Are you ready to help the Filipino Church?

“Many are suffering, and this will last for months and even years without God’s help and healing grace. So we pray that God will bring healing through the prayer relief team that we will deploy…where our network of churches are.”
(Image, caption courtesy World Mission)

Philippines (MNN) — U.N. Secretary-General Ban Ki-moon is calling the global community to step up their support for the Philippines.

After visiting areas ravished by Typhoon Haiyan last week, Ban outlined the U.N.’s four-year support plan. Totaling around $8 billion, the plan’s aim is to help revive the local economy and rebuild infrastructure destroyed by Haiyan’s wrath.

Greg Kelley, Executive Director of World Mission, says they have a plan of their own. In spring 2014, “We’re sending teams in from the U.S. that will be coming alongside our Filipino partners.

“They will be participating in rebuilding churches, pastors’ homes, and doing evangelism work, as well as distributing the Treasures,” Kelley explains. Those looking to join the trip should “have a heart for evangelism…along with the construction ability.”

Contact World Mission for more information or to sign up.

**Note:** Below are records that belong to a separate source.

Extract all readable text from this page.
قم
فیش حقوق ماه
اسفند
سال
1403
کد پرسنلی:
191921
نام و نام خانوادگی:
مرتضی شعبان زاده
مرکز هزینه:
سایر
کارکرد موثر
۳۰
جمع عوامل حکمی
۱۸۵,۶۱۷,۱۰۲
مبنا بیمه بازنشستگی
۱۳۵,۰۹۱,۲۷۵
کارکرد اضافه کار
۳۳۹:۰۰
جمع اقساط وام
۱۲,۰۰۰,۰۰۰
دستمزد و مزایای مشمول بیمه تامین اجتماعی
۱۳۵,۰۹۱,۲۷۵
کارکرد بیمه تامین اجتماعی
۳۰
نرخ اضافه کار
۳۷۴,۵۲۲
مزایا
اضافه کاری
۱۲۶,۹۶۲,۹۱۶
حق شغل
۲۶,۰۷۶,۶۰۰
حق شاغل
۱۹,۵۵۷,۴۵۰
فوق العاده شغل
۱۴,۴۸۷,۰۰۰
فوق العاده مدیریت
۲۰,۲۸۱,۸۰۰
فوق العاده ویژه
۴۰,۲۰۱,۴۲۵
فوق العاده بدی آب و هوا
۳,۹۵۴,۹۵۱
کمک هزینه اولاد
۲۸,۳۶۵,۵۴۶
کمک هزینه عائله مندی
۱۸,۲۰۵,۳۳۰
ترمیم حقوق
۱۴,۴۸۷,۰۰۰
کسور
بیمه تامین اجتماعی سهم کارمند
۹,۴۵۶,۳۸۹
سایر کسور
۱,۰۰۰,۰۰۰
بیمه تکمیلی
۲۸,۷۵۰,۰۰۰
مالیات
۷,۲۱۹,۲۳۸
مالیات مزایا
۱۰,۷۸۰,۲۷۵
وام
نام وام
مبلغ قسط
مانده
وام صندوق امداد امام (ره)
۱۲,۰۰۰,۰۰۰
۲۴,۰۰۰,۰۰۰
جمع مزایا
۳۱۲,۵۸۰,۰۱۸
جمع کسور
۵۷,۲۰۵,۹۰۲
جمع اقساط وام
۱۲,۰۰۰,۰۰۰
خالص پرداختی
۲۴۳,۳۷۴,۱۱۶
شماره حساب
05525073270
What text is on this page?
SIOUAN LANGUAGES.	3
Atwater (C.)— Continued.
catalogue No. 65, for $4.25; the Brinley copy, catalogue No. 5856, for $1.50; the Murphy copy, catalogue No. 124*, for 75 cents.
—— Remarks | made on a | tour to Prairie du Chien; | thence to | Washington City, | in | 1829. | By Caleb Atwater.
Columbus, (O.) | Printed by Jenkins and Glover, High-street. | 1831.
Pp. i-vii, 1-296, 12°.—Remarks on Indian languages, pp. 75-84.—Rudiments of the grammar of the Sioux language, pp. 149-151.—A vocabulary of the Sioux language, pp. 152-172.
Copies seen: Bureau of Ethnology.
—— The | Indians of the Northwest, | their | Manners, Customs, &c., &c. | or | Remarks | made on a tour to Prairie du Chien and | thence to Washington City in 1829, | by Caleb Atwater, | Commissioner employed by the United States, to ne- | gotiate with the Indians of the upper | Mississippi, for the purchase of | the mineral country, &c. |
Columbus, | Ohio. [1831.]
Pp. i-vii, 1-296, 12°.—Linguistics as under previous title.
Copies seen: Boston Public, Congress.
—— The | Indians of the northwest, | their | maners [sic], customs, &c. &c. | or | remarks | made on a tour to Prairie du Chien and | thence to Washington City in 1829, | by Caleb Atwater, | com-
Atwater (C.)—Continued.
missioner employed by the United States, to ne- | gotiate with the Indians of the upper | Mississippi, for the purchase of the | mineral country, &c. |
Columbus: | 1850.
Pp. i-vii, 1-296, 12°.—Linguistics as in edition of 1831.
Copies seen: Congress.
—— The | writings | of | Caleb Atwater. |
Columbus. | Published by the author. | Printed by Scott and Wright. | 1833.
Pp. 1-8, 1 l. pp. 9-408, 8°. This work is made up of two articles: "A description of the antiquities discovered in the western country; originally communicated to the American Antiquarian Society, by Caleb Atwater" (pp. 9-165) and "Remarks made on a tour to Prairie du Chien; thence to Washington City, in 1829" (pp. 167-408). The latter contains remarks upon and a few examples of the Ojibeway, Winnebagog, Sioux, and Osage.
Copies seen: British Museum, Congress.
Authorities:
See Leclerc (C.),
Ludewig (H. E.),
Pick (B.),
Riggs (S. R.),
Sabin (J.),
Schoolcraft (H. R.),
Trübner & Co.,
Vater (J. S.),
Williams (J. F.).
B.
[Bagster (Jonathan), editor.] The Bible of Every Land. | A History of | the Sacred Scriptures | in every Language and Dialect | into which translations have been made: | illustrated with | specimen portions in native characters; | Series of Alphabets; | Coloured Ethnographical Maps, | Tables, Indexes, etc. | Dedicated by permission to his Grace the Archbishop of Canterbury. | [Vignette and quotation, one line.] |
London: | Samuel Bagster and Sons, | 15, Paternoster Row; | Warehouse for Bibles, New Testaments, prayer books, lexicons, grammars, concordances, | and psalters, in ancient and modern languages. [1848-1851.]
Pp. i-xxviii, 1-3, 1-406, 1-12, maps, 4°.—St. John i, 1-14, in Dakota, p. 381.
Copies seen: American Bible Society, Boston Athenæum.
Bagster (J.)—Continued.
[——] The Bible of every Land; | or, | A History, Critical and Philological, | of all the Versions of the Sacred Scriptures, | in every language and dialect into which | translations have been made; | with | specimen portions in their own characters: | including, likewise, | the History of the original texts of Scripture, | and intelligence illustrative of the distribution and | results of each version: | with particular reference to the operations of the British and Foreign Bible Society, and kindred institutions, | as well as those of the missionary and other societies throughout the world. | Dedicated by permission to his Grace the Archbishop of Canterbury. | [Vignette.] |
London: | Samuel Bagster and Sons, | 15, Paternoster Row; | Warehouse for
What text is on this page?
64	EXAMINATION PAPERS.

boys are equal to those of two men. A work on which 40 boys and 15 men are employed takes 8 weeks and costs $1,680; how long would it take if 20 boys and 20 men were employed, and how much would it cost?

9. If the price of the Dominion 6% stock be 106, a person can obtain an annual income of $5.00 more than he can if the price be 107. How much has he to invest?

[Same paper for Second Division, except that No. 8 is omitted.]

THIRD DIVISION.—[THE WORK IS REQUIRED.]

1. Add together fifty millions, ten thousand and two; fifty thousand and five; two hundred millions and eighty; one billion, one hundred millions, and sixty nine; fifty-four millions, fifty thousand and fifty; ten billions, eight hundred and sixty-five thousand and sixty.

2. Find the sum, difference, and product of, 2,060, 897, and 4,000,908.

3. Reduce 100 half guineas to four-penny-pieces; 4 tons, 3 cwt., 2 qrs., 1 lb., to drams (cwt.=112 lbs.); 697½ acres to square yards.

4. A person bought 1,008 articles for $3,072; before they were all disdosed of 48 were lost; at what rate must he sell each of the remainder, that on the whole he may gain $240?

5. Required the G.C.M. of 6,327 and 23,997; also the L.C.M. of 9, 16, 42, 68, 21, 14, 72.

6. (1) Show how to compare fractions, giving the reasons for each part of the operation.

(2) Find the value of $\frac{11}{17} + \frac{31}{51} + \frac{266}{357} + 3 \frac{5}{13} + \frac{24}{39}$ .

While rebuilding will be a primary focus of the trips, Treasure distributions will be equally important. World Mission’s Treasures are digital, solar-powered audio Bibles that hold over 60 hours of Scripture recorded in the heart language of remote people groups.

Kelley says stories of unimaginable tragedy pour out of the Philippines like a never-ending flood. But, “what we heard over and over was people’s desire for our Treasure, which is our audio Bible that’s in the Cebuano and Wari’ language.”

MNN’s sister station, WCSG, raised around $25,000 for World Mission’s relief efforts in the Philippines. As a result, the group sent 500 Treasures, along with relief aid like food and clothing, to communities affected by Haiyan.

It wasn’t easy, though. Kelley says looters are continually robbing convoys carrying relief aid to disaster-hit areas.

To protect their precious cargo, World Mission partners on-the-ground devised a clever scheme. They put signs on trucks carrying the Treasures and donated relief supplies that read “Good News Ministries” in the Arabic language.

“Anything in Arabic makes people pause and say, ‘You go ahead and pass through,'” Kelley explains.

“But [in reality], it was Christian relief coming through with these Arabic signs.”

(Image courtesy World Mission)

(Image courtesy World Mission)

Praise God for His protection of these supplies and local workers. Thank Him also for openness to the Gospel that didn’t exist before the storm.

Kelley says Guiyan, an area hit particularly hard by Haiyan, previously wanted nothing to do with Jesus Christ. “But after the storm, the hearts [of many people] opened up, and many of them have given their hearts to Christ.

“It’s pretty amazing to think how the Lord just used that tragedy to really open up the hearts and minds of people to the Gospel,” he adds.

Pray that more people will turn to Christ for salvation as they learn of His power and love.